After running the pump at two microliters per minute for 60 minutes without collecting samples to equilibrate the system, collect five consecutive 30 minute dialysate samples under baseline conditions, and store samples on ice. After 10 minutes, switch the tubing from the syringes containing 100 millimolar potassium Ringer's Solution to normal Ringer's Solution and let the pump run. After collection of the fifth post-equilibration dialysate, collect 20 microliter dialysate fractions every 10 minutes for one hour.
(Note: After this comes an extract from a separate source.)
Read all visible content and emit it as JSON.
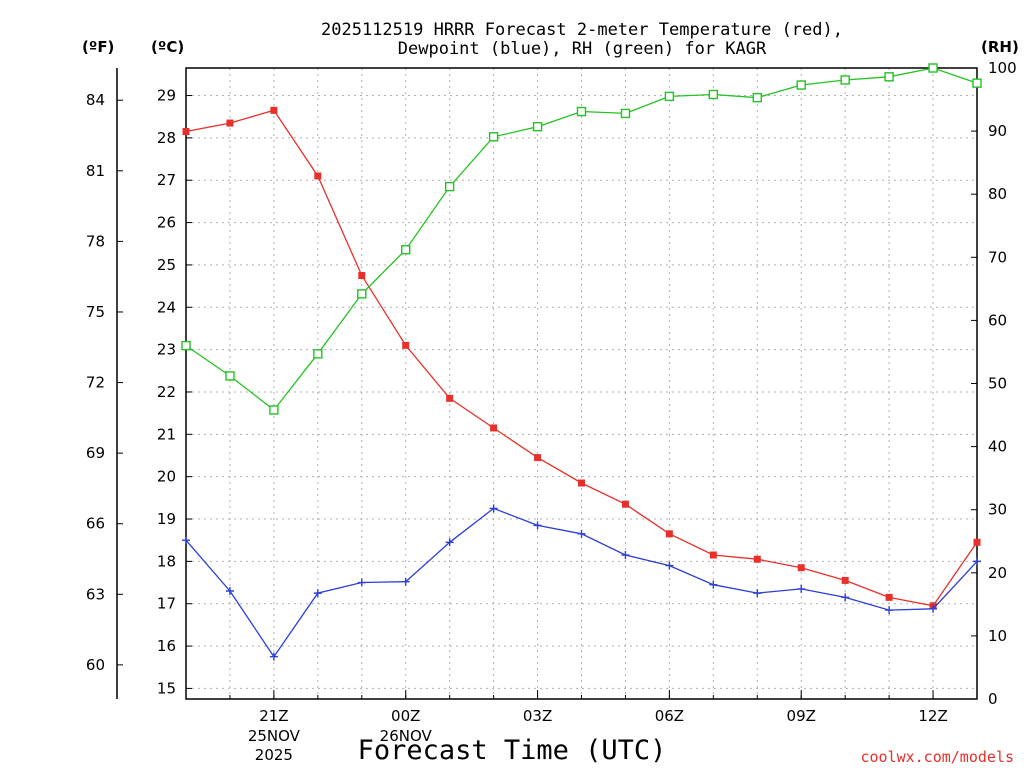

Then collect three additional 30 minute dialysate samples and stop the pump. Lastly, store the samples at minus 80 degrees Celsius after the experiment until HPLC analysis. After the experiment is complete, rinse the used microdialysis probes with distilled water and store them in a vial filled with clean distilled water until next use.
Finally, rinse the entire microdialysis setup with distilled water followed by 70 per cent ethanol. Replace ethanol with air, and store the setup in a sterile environment. These are the representative EEG traces recorded from the hippocampus of control and epileptic rats during the chronic phase of the disease.
No EEG alteration was observed in control rats, whereas a synchronized paroxysmal epileptiform activity was observed about 500 milliseconds before and during the behavioral seizures in epileptic rats. Basal glutamate concentration found in chronic epileptic rats was significantly higher than in control animals. High potassium evoked an additional release of glutamate for about 30 minutes in control rats and for about 60 minutes in chronic epileptic rats.
While attempting this procedure, it is important to remember that animals implanted with the device are prone to lose it over a course of prolonged experiment, so use a light head set and sufficiently long cables to avoid in interfering with animal mobility. Depending on the availability of an appropriate analytical essay, the method may be further used to test different soluble molecules in the brain when employing EEG recording at the same time. After its development, this technique allowed the researchers in the field of epileptology to provide an insight into the alterations in excitatory neurotransmission in the case of a temporal lobe epilepsy.
After watching this video, we trust you will have a better understanding of how to perform in vivo microdialysis together with depth electrode EEG recording in a freely moving epileptic rat.